The way we view the world

Published 8:29am Tuesday, March 5, 2013

The hall closet had slowly been filling up since we moved into the house. For more than 30 years, it held the equipment we used to record our lives. Cameras, often bought but never sold, occupied every shelf. The closet was the graveyard, so to speak, of all the technology I had purchased over the years.
I had been putting this purge off for years. In my heart, I knew the only person that might want that old giant video camera was likely a museum. It was larger than my children when they were born.
Most of the events of my children’s earliest years I watched through the viewer of this ridiculously large machine. It recorded directly onto a video cassette, itself now a dinosaur piece of technology.
At least I will make a little money if I sell all these old cameras, I thought. A quick call to the nearest camera store let me know times have changed. “Sell them on eBay,” the clerk said over the phone. He was probably chuckling to himself as we hung up.
Still not sensing the true value of these treasures, I checked out eBay to see what other people were selling their cameras for these days. I had to sift through two pages of camera listings before I found a camera that someone had even bid on. The higher of the two bids was the grand total of 6 cents.
I looked at the pile of once expensive cameras and realized that I was looking at the price of technological change. Always having been a gadget person, I would buy the latest and greatest camera, under the pretext of preserving my children’s history.
How proud I was of the telephoto lens that allowed me to catch them unaware from across the yard. I could not wait to get the high speed camera that let me get a good shot at a tennis match. The sophisticated flash literally turned the night into day. All of them are now practically worthless.

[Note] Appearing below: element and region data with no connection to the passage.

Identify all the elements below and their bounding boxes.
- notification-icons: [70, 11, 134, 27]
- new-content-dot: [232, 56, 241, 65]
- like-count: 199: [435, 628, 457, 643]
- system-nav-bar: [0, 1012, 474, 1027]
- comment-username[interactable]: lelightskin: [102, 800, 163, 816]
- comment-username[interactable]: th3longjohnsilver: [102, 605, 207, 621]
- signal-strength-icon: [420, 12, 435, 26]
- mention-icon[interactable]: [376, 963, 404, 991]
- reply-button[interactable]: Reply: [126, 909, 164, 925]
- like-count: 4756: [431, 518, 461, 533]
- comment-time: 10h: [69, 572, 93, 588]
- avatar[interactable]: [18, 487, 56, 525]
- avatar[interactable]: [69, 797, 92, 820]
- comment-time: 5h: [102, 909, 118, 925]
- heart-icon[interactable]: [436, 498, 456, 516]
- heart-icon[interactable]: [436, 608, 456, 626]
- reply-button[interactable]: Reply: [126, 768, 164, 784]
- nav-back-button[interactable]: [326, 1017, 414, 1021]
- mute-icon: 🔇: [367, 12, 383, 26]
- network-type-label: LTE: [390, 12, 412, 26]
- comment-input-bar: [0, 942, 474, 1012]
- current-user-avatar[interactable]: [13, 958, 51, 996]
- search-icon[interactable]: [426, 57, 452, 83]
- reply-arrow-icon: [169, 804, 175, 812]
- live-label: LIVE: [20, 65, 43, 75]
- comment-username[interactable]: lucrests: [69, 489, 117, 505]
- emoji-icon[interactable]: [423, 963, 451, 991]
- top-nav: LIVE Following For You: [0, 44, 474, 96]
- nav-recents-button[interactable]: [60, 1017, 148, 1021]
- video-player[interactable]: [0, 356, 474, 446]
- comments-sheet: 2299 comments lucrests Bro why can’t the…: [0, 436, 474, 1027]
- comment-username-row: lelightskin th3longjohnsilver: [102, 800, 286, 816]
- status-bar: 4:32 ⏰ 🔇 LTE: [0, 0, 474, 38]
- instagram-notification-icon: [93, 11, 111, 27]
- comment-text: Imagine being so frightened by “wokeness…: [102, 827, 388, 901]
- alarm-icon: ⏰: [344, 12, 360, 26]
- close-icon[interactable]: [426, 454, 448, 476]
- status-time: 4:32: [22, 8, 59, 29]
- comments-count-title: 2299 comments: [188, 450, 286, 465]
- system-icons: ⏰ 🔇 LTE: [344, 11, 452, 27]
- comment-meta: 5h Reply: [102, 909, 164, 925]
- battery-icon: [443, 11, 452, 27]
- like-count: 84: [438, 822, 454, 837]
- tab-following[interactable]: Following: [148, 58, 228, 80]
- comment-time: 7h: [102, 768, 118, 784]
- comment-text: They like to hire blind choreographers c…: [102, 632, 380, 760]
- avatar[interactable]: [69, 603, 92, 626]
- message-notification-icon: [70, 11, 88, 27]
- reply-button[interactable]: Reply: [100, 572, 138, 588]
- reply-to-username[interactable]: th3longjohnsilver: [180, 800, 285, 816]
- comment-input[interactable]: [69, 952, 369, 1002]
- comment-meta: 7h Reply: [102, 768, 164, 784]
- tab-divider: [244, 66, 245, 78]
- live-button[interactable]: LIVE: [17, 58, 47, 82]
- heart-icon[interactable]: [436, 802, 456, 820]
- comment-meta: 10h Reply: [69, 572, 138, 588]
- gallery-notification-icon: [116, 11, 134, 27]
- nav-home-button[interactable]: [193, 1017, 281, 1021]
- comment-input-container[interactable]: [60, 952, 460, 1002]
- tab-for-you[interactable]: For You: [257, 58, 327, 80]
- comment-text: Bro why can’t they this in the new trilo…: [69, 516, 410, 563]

The digital camera I now use can take pictures fast and true. Software can even take a poor quality picture and fix it up so it looks great. Kodak, the giant company that brought photography into every home, is now bankrupt. It is just another victim of the digital age.
Even the high tech digital camera I use now is slowly finding its way into the closet. My iPhone takes pictures of better quality that one could have imagined just a couple of years ago. It also takes video, records sound, and lets me send the image to anyone around the world seconds after I have seen the real thing.
It is hard turning loose of those things that were such a big part of your life. I didn’t get rich but I do have more closet space. That will make it easier for me to store those vinyl records, cassette tapes, and CDs just a little while longer.